Cellulose ethers, especially hydroxypropylmethylcellulose (HPMC) and methylhydroxyethylcellulose (MHEC), have been widely used as cementitious material additives in construction applications. Known for their water-retaining properties, these materials can enhance the workability, rheology and bond strength of cementitious materials. However, their influence on cement hydration is not always clear.
Cement hydration refers to the chemical reaction between water and cementitious materials to produce hydration products such as calcium silicate hydrate (C-S-H) and calcium hydroxide (Ca(OH)2). This process is critical to the development of concrete’s mechanical strength and durability.

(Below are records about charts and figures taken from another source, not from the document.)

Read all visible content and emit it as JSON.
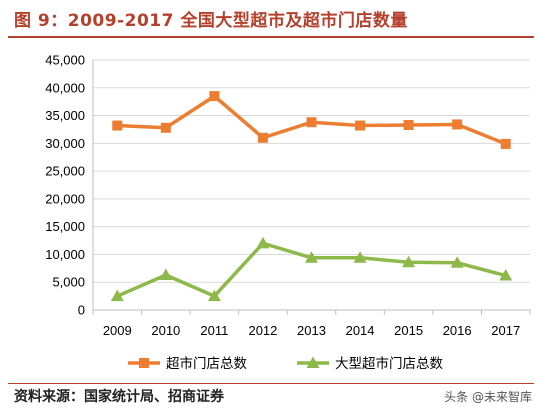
{
  "title": "图 9：2009-2017 全国大型超市及超市门店数量",
  "source": "资料来源：国家统计局、招商证券",
  "watermark": "头条 @未来智库",
  "colors": {
    "series_1": "#ed7d31",
    "series_2": "#8db84a",
    "title": "#b5402d",
    "grid": "#d9d9d9",
    "axis": "#bfbfbf"
  },
  "chart_data": {
    "type": "line",
    "x": [
      "2009",
      "2010",
      "2011",
      "2012",
      "2013",
      "2014",
      "2015",
      "2016",
      "2017"
    ],
    "ylim": [
      0,
      45000
    ],
    "yticks": [
      0,
      5000,
      10000,
      15000,
      20000,
      25000,
      30000,
      35000,
      40000,
      45000
    ],
    "ytick_labels": [
      "0",
      "5,000",
      "10,000",
      "15,000",
      "20,000",
      "25,000",
      "30,000",
      "35,000",
      "40,000",
      "45,000"
    ],
    "grid": "horizontal",
    "legend_position": "bottom",
    "series": [
      {
        "name": "超市门店总数",
        "marker": "square",
        "values": [
          33200,
          32800,
          38500,
          31000,
          33800,
          33200,
          33300,
          33400,
          29900
        ]
      },
      {
        "name": "大型超市门店总数",
        "marker": "triangle",
        "values": [
          2500,
          6300,
          2500,
          12000,
          9400,
          9400,
          8600,
          8500,
          6200
        ]
      }
    ]
  }
}
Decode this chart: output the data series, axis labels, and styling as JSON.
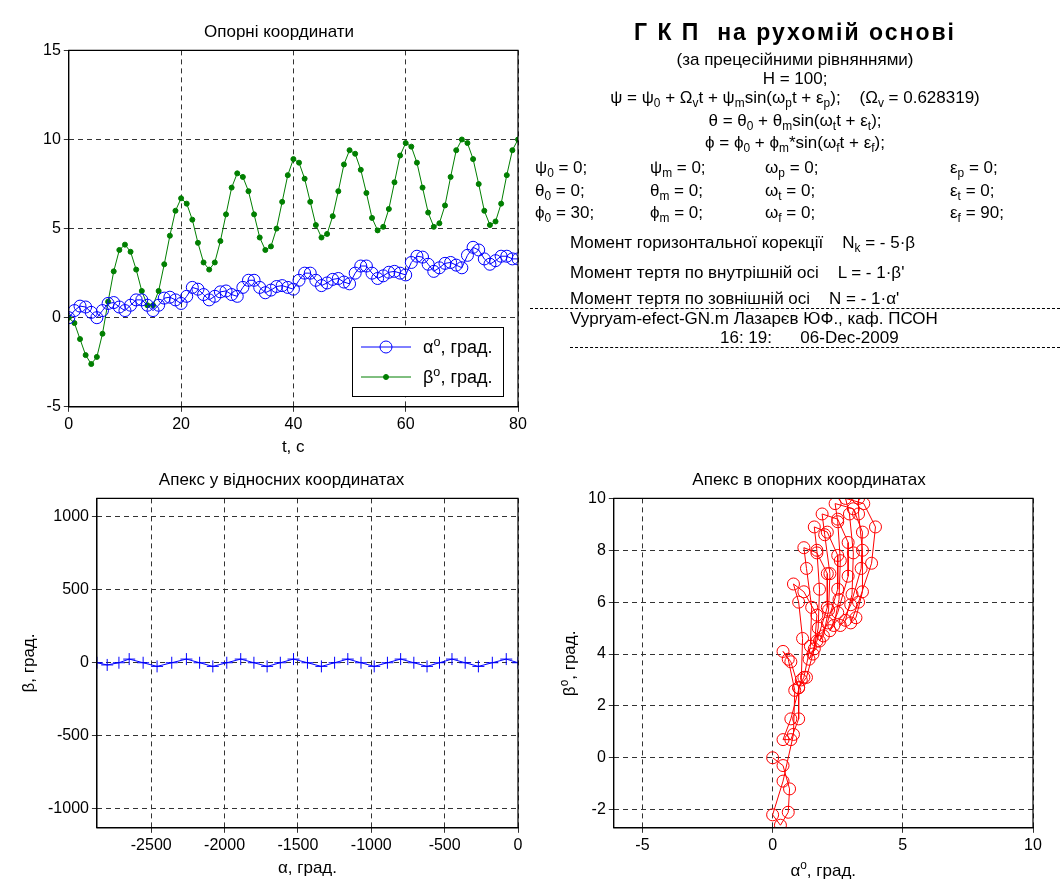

The addition of cellulose ethers to cementitious materials can have both positive and negative effects on the hydration process. On the one hand, the water retention performance of cellulose ether can promote the cement to continuously obtain water for reaction, thereby increasing the speed and degree of hydration. This shortens setting time, accelerates strength development and improves the overall properties of the concrete.
Cellulose ether can also act as a protective colloid to prevent the aggregation and settlement of cement particles. This results in a more uniform and stable microstructure, which further enhances the mechanical and durable properties of concrete.
On the other hand, excessive use of cellulose ethers can negatively affect cement hydration. Because cellulose ether is partially hydrophobic, it blocks the ingress of water into the gelling material, resulting in delayed or incomplete hydration. This results in a reduction in the strength and durability of the concrete.
If the concentration of cellulose ether is too high, it will occupy the space in the cement slurry that should be filled by cement particles. As a result, the total solids content of the slurry will decrease, resulting in reduced mechanical properties. Excess cellulose ethers can also act as a barrier, preventing the interaction between cement particles and water, further slowing down the hydration process.
It is crucial to determine the optimal amount of cellulose ether to use to improve the properties of the gelled material while avoiding any negative impact on hydration. The amount depends on many factors, such as the type of cellulose ether, cement composition, water-cement ratio and curing conditions.
Cellulose ethers, especially HPMC and MHEC, can have a positive effect on cement hydration, depending on their concentration and the specific composition of the cementitious material. The amount of cellulose ether used must be carefully considered to achieve the desired properties without compromising the properties of the concrete. With proper use and optimization, cellulose ethers can contribute to the development of more durable, long-lasting and sustainable construction materials.